Wednesday 14 September 2016

The Magnificent Seven: Film Review

The Magnificent Seven: Film Review


Cast: Denzel Washington, Chris Pratt, Ethan Hawke, Vincent D'Onofrio, Manuel Garcia-Rulfo, Martin Sensmeier, Byung-hun Lee, Peter Sarsgaard
Director: Antoine Fuqua

Rote and without a hint of much of his own style, The Magnificent Seven somehow manages to feel like a weaker carbon copy than a redo of the 1960s classic.

This time around, Denzel Washington leads the pack as Sam Chisholm, a newly sworn warrant officer. Riding into town with nary a comment but with every head turning as a black man heads down their street, Chisholm is asked by widowed Emma Cullen (a largely underused but pleasingly effective Haley Bennett) to avenge her husband's death and free their mining town from the tyrannical grip of Bartholomew Bogue (Sarsgaard).

Gathering up a motley crew of multi-racial misfits (one of the more revisionist edges that Fuqua gifts the reboot), Chisholm and his man saddle up for a fight.

The Magnificent Seven is nothing in comparison to the 1960s John Sturges' western which housed the likes of Yul Brynner, Steve McQueen et al.

Mixing in characters that feel under written and giving them stock-standard scenes where they literally say they are bonding is not a key to emotional success when the final shoot out begins.

Equally, it doesn't help that the bad guy of the piece looks dead behind the eyes and appears indifferent to these meddlesome seven in the final wash; in fact Sarsgaard looks like he's stepped in something again and is wasting his time wiping it off.

Using Sergio Leone style close ups, hints of the original theme and gifting everyone a posturing close quarters pose, the movie feels like Fuqua and True Detective writer Nic Pizzolatto have created a carbon copy of a western but forgot to add the heart and soul of what made The Magnificent Seven work in the first place.

At least 50% of the Seven are fleshed out - though a personal connection to Bogue is hardly necessary - but yet all of them manages to feel like a lazy once over.
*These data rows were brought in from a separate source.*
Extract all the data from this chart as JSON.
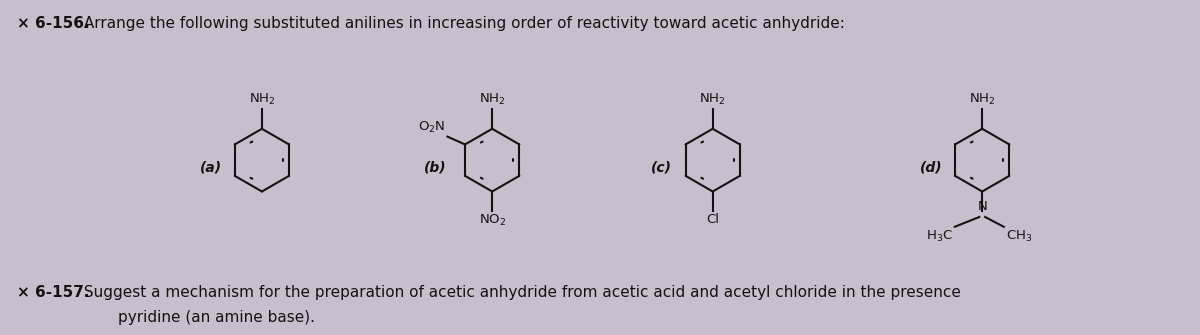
{
  "title_bold": "× 6-156.",
  "title_text": " Arrange the following substituted anilines in increasing order of reactivity toward acetic anhydride:",
  "bottom_bold": "× 6-157.",
  "bottom_text": " Suggest a mechanism for the preparation of acetic anhydride from acetic acid and acetyl chloride in the presence",
  "bottom_text2": "        pyridine (an amine base).",
  "background_color": "#c8bfce",
  "text_color": "#1a1010",
  "label_a": "(a)",
  "label_b": "(b)",
  "label_c": "(c)",
  "label_d": "(d)"
}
From wise-cracking Chris Pratt's card-dealer sharpshooter to Ethan Hawke's former Confederate sniper and now traumatised gunslinger to Sensmeier's Indian whose perfect face paint is more charismatic than anything he does, Fuqua's eye is not on character but on execution of action.
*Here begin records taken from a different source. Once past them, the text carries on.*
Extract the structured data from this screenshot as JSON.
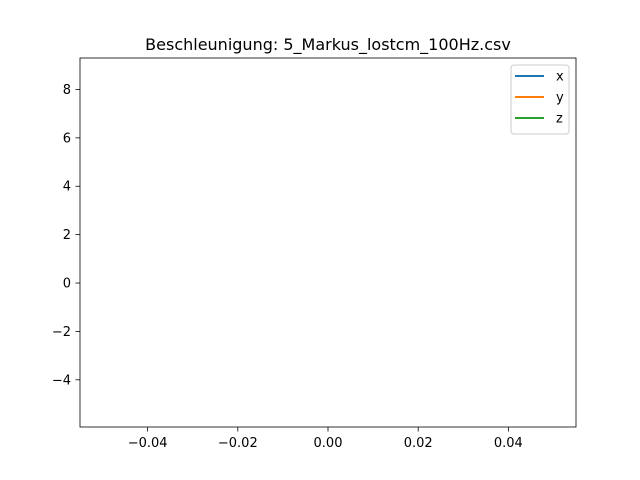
{
  "chart_data": {
    "type": "line",
    "title": "Beschleunigung: 5_Markus_lostcm_100Hz.csv",
    "xlabel": "",
    "ylabel": "",
    "xlim": [
      -0.055,
      0.055
    ],
    "ylim": [
      -5.95,
      9.3
    ],
    "x_ticks": [
      -0.04,
      -0.02,
      0.0,
      0.02,
      0.04
    ],
    "x_tick_labels": [
      "−0.04",
      "−0.02",
      "0.00",
      "0.02",
      "0.04"
    ],
    "y_ticks": [
      -4,
      -2,
      0,
      2,
      4,
      6,
      8
    ],
    "y_tick_labels": [
      "−4",
      "−2",
      "0",
      "2",
      "4",
      "6",
      "8"
    ],
    "grid": false,
    "legend_position": "upper-right",
    "series": [
      {
        "name": "x",
        "color": "#1f77b4",
        "x": [],
        "values": []
      },
      {
        "name": "y",
        "color": "#ff7f0e",
        "x": [],
        "values": []
      },
      {
        "name": "z",
        "color": "#2ca02c",
        "x": [],
        "values": []
      }
    ]
  }
}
And to be fair, even though he uses some of the familiar Equalizer traps and tricks to help the group despatch the baddies, the shoot-out at the end feels like waves of faceless bad guys being despatched by a group who you can barely keep up with. It uses all the tenets of a Western stand-off; from guys falling off roofs to confusion, but it hardly warrants the long build up to the pay-off.
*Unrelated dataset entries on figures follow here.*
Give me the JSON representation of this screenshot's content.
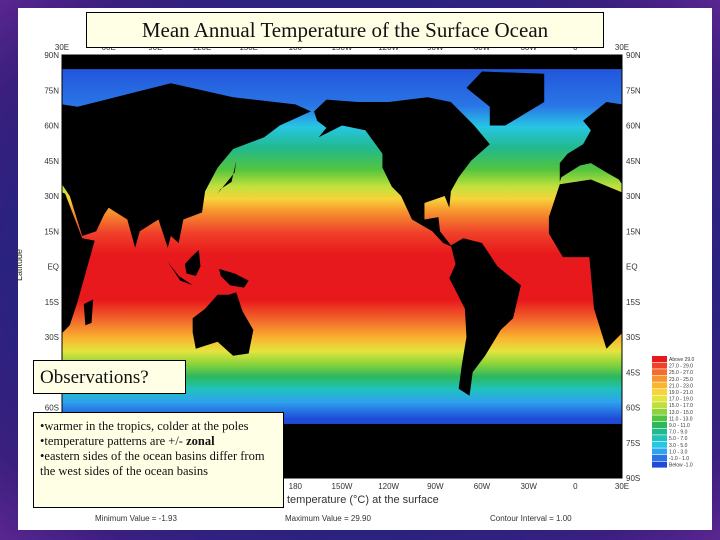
{
  "title": "Mean Annual Temperature of the Surface Ocean",
  "map": {
    "y_axis_label": "Latitude",
    "longitudes": [
      "30E",
      "60E",
      "90E",
      "120E",
      "150E",
      "180",
      "150W",
      "120W",
      "90W",
      "60W",
      "30W",
      "0",
      "30E"
    ],
    "latitudes": [
      "90N",
      "75N",
      "60N",
      "45N",
      "30N",
      "15N",
      "EQ",
      "15S",
      "30S",
      "45S",
      "60S",
      "75S",
      "90S"
    ],
    "caption": "temperature (°C) at the surface",
    "stats": [
      "Minimum Value = -1.93",
      "Maximum Value = 29.90",
      "Contour Interval = 1.00"
    ],
    "legend": [
      {
        "label": "Above 29.0",
        "color": "#e8191c"
      },
      {
        "label": "27.0 - 29.0",
        "color": "#f0412a"
      },
      {
        "label": "25.0 - 27.0",
        "color": "#f36d2c"
      },
      {
        "label": "23.0 - 25.0",
        "color": "#f7942f"
      },
      {
        "label": "21.0 - 23.0",
        "color": "#f9b52f"
      },
      {
        "label": "19.0 - 21.0",
        "color": "#f7d43a"
      },
      {
        "label": "17.0 - 19.0",
        "color": "#e4e43e"
      },
      {
        "label": "15.0 - 17.0",
        "color": "#bfe03c"
      },
      {
        "label": "13.0 - 15.0",
        "color": "#8cd43b"
      },
      {
        "label": "11.0 - 13.0",
        "color": "#52c43f"
      },
      {
        "label": "9.0 - 11.0",
        "color": "#2db85c"
      },
      {
        "label": "7.0 - 9.0",
        "color": "#22b98d"
      },
      {
        "label": "5.0 - 7.0",
        "color": "#1fc2bd"
      },
      {
        "label": "3.0 - 5.0",
        "color": "#27c6e4"
      },
      {
        "label": "1.0 - 3.0",
        "color": "#2ea3ee"
      },
      {
        "label": "-1.0 - 1.0",
        "color": "#2a75e6"
      },
      {
        "label": "Below -1.0",
        "color": "#1f4bd8"
      }
    ]
  },
  "observations": {
    "heading": "Observations?",
    "bullets": [
      {
        "text": "warmer in the tropics, colder at the poles"
      },
      {
        "text": "temperature patterns are +/- ",
        "emphasis": "zonal"
      },
      {
        "text": "eastern sides of the ocean basins differ from the west sides of the ocean basins"
      }
    ]
  }
}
It's a shame because the start channels the old John Ford westerns with shots of great sweeping countryside, snatches of a great James Horner OST, hints of the old Magnificent 7 theme and the tried and tested cinematic formulae to help set it all up. And when Denzel rides through town, you can cut the tension with a knife. But the set-up also becomes The Magnificent Seven's weakness as the script uses Pratt's outlaw charm as a crutch and D'Onofrio's size and shape as he quotes scripture in a high voice to propel it - and it's not enough.

And the final shot with its almost painted on coda is frankly close to insulting and an execution of a terrible pun on the title which is unwarranted and unwelcome.

Ultimately, the 2016 version of The Magnificent Seven comes up wanting - it strives for epic Western, but falls short. Despite its competent and workmanlike handling on-screen and its intentions, it's less Magnificent, more Meh-nificent.